To see the contents of the enumerator:

c.to_a
  #=> [[0, 1], [1, 2], [2, 2], [2, 3], [3, -3], [-3, 4], [4, -5], [-5, -7]]

c.find { |x,y| x == -y }
  #=> [3, -3]

so true is returned.

#3

return true if a.count(&:zero?) > 1
  #=> return true if 1 > 1

h = a.group_by { |n| n > 0 }
  #=> {true=>[1, 3, 4, 2, 2], false=>[-3, -5, -7, 0]} 
b = h.values 
  #=> [[1, 3, 4, 2, 2], [-3, -5, -7, 0]] 
pos, non_pos = b
pos
  #=> [1, 3, 4, 2, 2]
non_pos
  #=> [-3, -5, -7, 0]
c = non_pos.map { |n| -n }
  #=> [3, 5, 7, 0] 
d = pos & c
  #=> [3] 
d.any?
  #=> true 

#4

require 'set'

enum = a.each_with_object(Set.new)
  #=> #<Enumerator: [1, 3, 4, 2, 2, -3, -5, -7, 0]:each_with_object(#<Set: {}>)>
enum.to_a
  #=> [[1, #<Set: {}>],
  #    [3, #<Set: {}>],
  #    ...
  #    [0, #<Set: {}>]]

Values are passed into the block, assigned to the block variables and the block is executed, as follows:

n, s = enum.next
  #=> [1, #<Set: {}>] 
s.include?(-n)
  #=> #<Set: {}>.include?(-1)
  #=> false
s << n
  #=> #<Set: {1}>

n, s = enum.next
  #=> [3, #<Set: {1}>] 
s.include?(-3)
  #=> false 
s << n
  #=> #<Set: {1, 3}> 

...

n, s = enum.next
  #=> [2, #<Set: {1, 3, 4, 2}>] 
s.include?(-n)
  #=> false 
s << n
  #=> #<Set: {1, 3, 4, 2}> # no change

n, s = enum.next
  #=> [-3, #<Set: {1, 3, 4, 2}>] 
s.include?(-n)
  #=> true 

causing true to be returned.

Answer 2

The problem may be that you didn't output the result.

array = [1,2,3,4,0,1,-1]
puts checkArray(array)

The checkArray method can be written like the following, if performance (O(n^2)) is not a great concern:

def check_array(array)
  array.combination(2).any?{|p| p.reduce(:+) == 0}
end

The more efficient (O(n log n)) solution is:

def check_array(array)
  array.sort! # `array = array.sort` if you need the original array unchanged
  i, j = 0, array.size - 1
  while i < j
    sum = array[i] + array[j]
    if sum > 0
      j -= 1
    elsif sum < 0
      i += 1
    else
      return true
    end
  end
  return false
end

Answer 3

This is a bit of a code review.
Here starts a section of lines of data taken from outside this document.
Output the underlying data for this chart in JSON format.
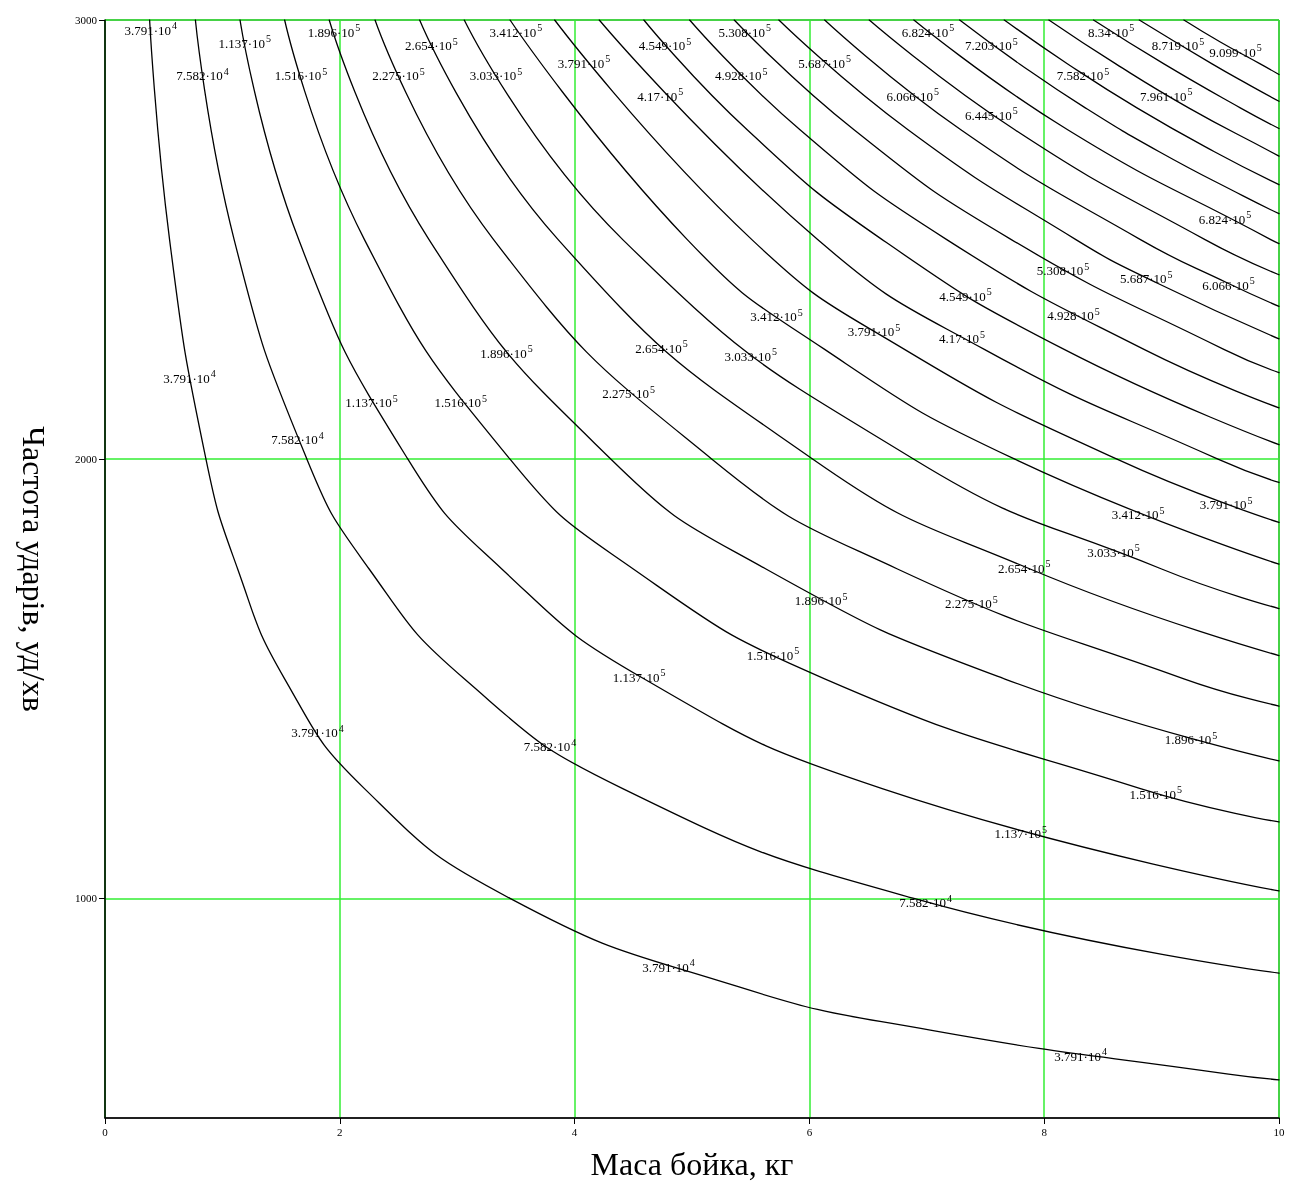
{
  "chart_data": {
    "type": "line",
    "xlabel": "Маса бойка, кг",
    "ylabel": "Частота ударів, уд/хв",
    "xlim": [
      0,
      10
    ],
    "xticks": [
      0,
      2,
      4,
      6,
      8,
      10
    ],
    "ylim": [
      500,
      3000
    ],
    "yticks": [
      1000,
      2000,
      3000
    ],
    "grid": true,
    "marker": "none",
    "line_style": "solid",
    "series": [
      {
        "color": "#000000",
        "x": [
          0.38,
          0.55,
          0.86,
          1.13,
          1.53,
          2.21,
          3.45,
          5.38,
          7.03,
          9.57,
          10
        ],
        "values": [
          3000,
          2500,
          2000,
          1750,
          1500,
          1250,
          1000,
          800,
          700,
          600,
          587
        ]
      },
      {
        "color": "#000000",
        "x": [
          0.77,
          1.1,
          1.72,
          2.25,
          3.06,
          4.41,
          6.89,
          10
        ],
        "values": [
          3000,
          2500,
          2000,
          1750,
          1500,
          1250,
          1000,
          830
        ]
      },
      {
        "color": "#000000",
        "x": [
          1.15,
          1.65,
          2.58,
          3.38,
          4.59,
          6.62,
          10
        ],
        "values": [
          3000,
          2500,
          2000,
          1750,
          1500,
          1250,
          1017
        ]
      },
      {
        "color": "#000000",
        "x": [
          1.53,
          2.21,
          3.45,
          4.5,
          6.13,
          8.82,
          10
        ],
        "values": [
          3000,
          2500,
          2000,
          1750,
          1500,
          1250,
          1174
        ]
      },
      {
        "color": "#000000",
        "x": [
          1.91,
          2.76,
          4.31,
          5.63,
          7.66,
          10
        ],
        "values": [
          3000,
          2500,
          2000,
          1750,
          1500,
          1313
        ]
      },
      {
        "color": "#000000",
        "x": [
          2.3,
          3.31,
          5.17,
          6.75,
          9.19,
          10
        ],
        "values": [
          3000,
          2500,
          2000,
          1750,
          1500,
          1438
        ]
      },
      {
        "color": "#000000",
        "x": [
          2.68,
          3.86,
          6.03,
          7.88,
          10
        ],
        "values": [
          3000,
          2500,
          2000,
          1750,
          1553
        ]
      },
      {
        "color": "#000000",
        "x": [
          3.06,
          4.41,
          6.89,
          9,
          10
        ],
        "values": [
          3000,
          2500,
          2000,
          1750,
          1660
        ]
      },
      {
        "color": "#000000",
        "x": [
          3.45,
          4.96,
          6.13,
          7.75,
          10
        ],
        "values": [
          3000,
          2500,
          2250,
          2000,
          1761
        ]
      },
      {
        "color": "#000000",
        "x": [
          3.83,
          5.51,
          6.81,
          8.62,
          10
        ],
        "values": [
          3000,
          2500,
          2250,
          2000,
          1856
        ]
      },
      {
        "color": "#000000",
        "x": [
          4.21,
          6.07,
          7.49,
          9.48,
          10
        ],
        "values": [
          3000,
          2500,
          2250,
          2000,
          1947
        ]
      },
      {
        "color": "#000000",
        "x": [
          4.59,
          5.47,
          6.62,
          8.17,
          10
        ],
        "values": [
          3000,
          2750,
          2500,
          2250,
          2033
        ]
      },
      {
        "color": "#000000",
        "x": [
          4.98,
          5.92,
          7.17,
          8.85,
          10
        ],
        "values": [
          3000,
          2750,
          2500,
          2250,
          2117
        ]
      },
      {
        "color": "#000000",
        "x": [
          5.36,
          6.38,
          7.72,
          9.53,
          10
        ],
        "values": [
          3000,
          2750,
          2500,
          2250,
          2197
        ]
      },
      {
        "color": "#000000",
        "x": [
          5.74,
          6.84,
          8.27,
          8.97,
          10
        ],
        "values": [
          3000,
          2750,
          2500,
          2400,
          2274
        ]
      },
      {
        "color": "#000000",
        "x": [
          6.13,
          7.29,
          8.82,
          9.57,
          10
        ],
        "values": [
          3000,
          2750,
          2500,
          2400,
          2348
        ]
      },
      {
        "color": "#000000",
        "x": [
          6.51,
          7.75,
          9.37,
          10
        ],
        "values": [
          3000,
          2750,
          2500,
          2420
        ]
      },
      {
        "color": "#000000",
        "x": [
          6.89,
          8.2,
          9.93,
          10
        ],
        "values": [
          3000,
          2750,
          2500,
          2491
        ]
      },
      {
        "color": "#000000",
        "x": [
          7.28,
          7.79,
          8.35,
          8.98,
          9.69,
          10
        ],
        "values": [
          3000,
          2900,
          2800,
          2700,
          2600,
          2559
        ]
      },
      {
        "color": "#000000",
        "x": [
          7.66,
          8.2,
          8.79,
          9.45,
          10
        ],
        "values": [
          3000,
          2900,
          2800,
          2700,
          2625
        ]
      },
      {
        "color": "#000000",
        "x": [
          8.04,
          8.61,
          9.23,
          9.93,
          10
        ],
        "values": [
          3000,
          2900,
          2800,
          2700,
          2690
        ]
      },
      {
        "color": "#000000",
        "x": [
          8.42,
          9.02,
          9.67,
          10
        ],
        "values": [
          3000,
          2900,
          2800,
          2753
        ]
      },
      {
        "color": "#000000",
        "x": [
          8.81,
          9.43,
          9.76,
          10
        ],
        "values": [
          3000,
          2900,
          2850,
          2815
        ]
      },
      {
        "color": "#000000",
        "x": [
          9.19,
          9.5,
          9.84,
          10
        ],
        "values": [
          3000,
          2950,
          2900,
          2876
        ]
      }
    ],
    "annotations": [
      {
        "text": "3.791·10$^{4}$",
        "x": 0.39,
        "y": 2980
      },
      {
        "text": "1.137·10$^{5}$",
        "x": 1.19,
        "y": 2950
      },
      {
        "text": "1.896·10$^{5}$",
        "x": 1.95,
        "y": 2975
      },
      {
        "text": "3.412·10$^{5}$",
        "x": 3.5,
        "y": 2975
      },
      {
        "text": "5.308·10$^{5}$",
        "x": 5.45,
        "y": 2975
      },
      {
        "text": "6.824·10$^{5}$",
        "x": 7.01,
        "y": 2975
      },
      {
        "text": "8.34·10$^{5}$",
        "x": 8.57,
        "y": 2975
      },
      {
        "text": "2.654·10$^{5}$",
        "x": 2.78,
        "y": 2945
      },
      {
        "text": "4.549·10$^{5}$",
        "x": 4.77,
        "y": 2945
      },
      {
        "text": "7.203·10$^{5}$",
        "x": 7.55,
        "y": 2945
      },
      {
        "text": "8.719·10$^{5}$",
        "x": 9.14,
        "y": 2945
      },
      {
        "text": "9.099·10$^{5}$",
        "x": 9.63,
        "y": 2930
      },
      {
        "text": "3.791·10$^{5}$",
        "x": 4.08,
        "y": 2905
      },
      {
        "text": "5.687·10$^{5}$",
        "x": 6.13,
        "y": 2905
      },
      {
        "text": "7.582·10$^{4}$",
        "x": 0.83,
        "y": 2876
      },
      {
        "text": "1.516·10$^{5}$",
        "x": 1.67,
        "y": 2876
      },
      {
        "text": "2.275·10$^{5}$",
        "x": 2.5,
        "y": 2876
      },
      {
        "text": "3.033·10$^{5}$",
        "x": 3.33,
        "y": 2876
      },
      {
        "text": "4.928·10$^{5}$",
        "x": 5.42,
        "y": 2876
      },
      {
        "text": "7.582·10$^{5}$",
        "x": 8.33,
        "y": 2876
      },
      {
        "text": "4.17·10$^{5}$",
        "x": 4.73,
        "y": 2830
      },
      {
        "text": "6.066·10$^{5}$",
        "x": 6.88,
        "y": 2830
      },
      {
        "text": "7.961·10$^{5}$",
        "x": 9.04,
        "y": 2830
      },
      {
        "text": "6.445·10$^{5}$",
        "x": 7.55,
        "y": 2786
      },
      {
        "text": "6.824·10$^{5}$",
        "x": 9.54,
        "y": 2550
      },
      {
        "text": "5.308·10$^{5}$",
        "x": 8.16,
        "y": 2432
      },
      {
        "text": "5.687·10$^{5}$",
        "x": 8.87,
        "y": 2414
      },
      {
        "text": "6.066·10$^{5}$",
        "x": 9.57,
        "y": 2400
      },
      {
        "text": "4.549·10$^{5}$",
        "x": 7.33,
        "y": 2375
      },
      {
        "text": "4.928·10$^{5}$",
        "x": 8.25,
        "y": 2330
      },
      {
        "text": "3.412·10$^{5}$",
        "x": 5.72,
        "y": 2328
      },
      {
        "text": "3.791·10$^{5}$",
        "x": 6.55,
        "y": 2294
      },
      {
        "text": "4.17·10$^{5}$",
        "x": 7.3,
        "y": 2278
      },
      {
        "text": "2.654·10$^{5}$",
        "x": 4.74,
        "y": 2256
      },
      {
        "text": "3.033·10$^{5}$",
        "x": 5.5,
        "y": 2238
      },
      {
        "text": "1.896·10$^{5}$",
        "x": 3.42,
        "y": 2245
      },
      {
        "text": "2.275·10$^{5}$",
        "x": 4.46,
        "y": 2152
      },
      {
        "text": "3.791·10$^{4}$",
        "x": 0.72,
        "y": 2188
      },
      {
        "text": "1.137·10$^{5}$",
        "x": 2.27,
        "y": 2132
      },
      {
        "text": "1.516·10$^{5}$",
        "x": 3.03,
        "y": 2132
      },
      {
        "text": "7.582·10$^{4}$",
        "x": 1.64,
        "y": 2048
      },
      {
        "text": "3.412·10$^{5}$",
        "x": 8.8,
        "y": 1877
      },
      {
        "text": "3.791·10$^{5}$",
        "x": 9.55,
        "y": 1900
      },
      {
        "text": "2.654·10$^{5}$",
        "x": 7.83,
        "y": 1755
      },
      {
        "text": "3.033·10$^{5}$",
        "x": 8.59,
        "y": 1791
      },
      {
        "text": "1.896·10$^{5}$",
        "x": 6.1,
        "y": 1681
      },
      {
        "text": "2.275·10$^{5}$",
        "x": 7.38,
        "y": 1674
      },
      {
        "text": "1.516·10$^{5}$",
        "x": 5.69,
        "y": 1557
      },
      {
        "text": "1.137·10$^{5}$",
        "x": 4.55,
        "y": 1507
      },
      {
        "text": "3.791·10$^{4}$",
        "x": 1.81,
        "y": 1381
      },
      {
        "text": "7.582·10$^{4}$",
        "x": 3.79,
        "y": 1349
      },
      {
        "text": "1.896·10$^{5}$",
        "x": 9.25,
        "y": 1365
      },
      {
        "text": "1.516·10$^{5}$",
        "x": 8.95,
        "y": 1241
      },
      {
        "text": "1.137·10$^{5}$",
        "x": 7.8,
        "y": 1151
      },
      {
        "text": "7.582·10$^{4}$",
        "x": 6.99,
        "y": 993
      },
      {
        "text": "3.791·10$^{4}$",
        "x": 4.8,
        "y": 847
      },
      {
        "text": "3.791·10$^{4}$",
        "x": 8.31,
        "y": 644
      }
    ]
  }
}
Let's start with the first method:

def checkZero(array)

Ruby naming convention is snake_case rather than camelCase. This should be def check_zero(array)

Now the loop:

  zerocount = 0
  for j in 0..array.count
    if array[j] == 0
      zerocount += 1
    end
  end

As @AndrewMarshall said, for is not idiomatic. each is preferable. However, in ruby initializing a variable before a loop is almost never needed thanks to all the methods available to you on Array and Enumerable (which is included in Array). I highly recommend committing these methods to memory. The above can be written

array.any? {|number| number.zero?}

or equivalently

array.any?(&:zero?)

Now, this part:

  if zerocount > 1 #this part seems to not be working, not sure why
    return true
  else
    return false
  end
end

Whenever you have the pattern

if (expr that returns true or false)
  return true
else
  return false
end

it can be simplified to simply return (expr that returns true or false). And you can even omit the return if it is the last statement of a method.

Putting it all together:

def check_zero(array)
  array.any?(&:zero?)
end

def check_zero_sum(array)
  array.combination(2).any?{|a,b| a + b == 0}
end

def check_array(array)
  check_zero(array) || check_zero_sum(array)
end

(Note I borrowed AndrewMarshall's code for check_zero_sum which I think is easy to follow, but @CarySwoveland's answer will be faster)

Edit

I missed the fact that check_zero isn't even necessary because you want at least a pair, in which case check_zero_sum is all you need.

def check_array(array)
  array.combination(2).any?{|a,b| a + b == 0}
end

Answer 4

I can’t reproduce any problem with your code, but you can express the solution very succinctly using combination to get all possible pairs, then summing each pair with reduce, and finally checking if any are zero?:

[1,2,3,4,0,1,-1].combination(2).map { |pair| pair.reduce(:+) }.any?(&:zero?)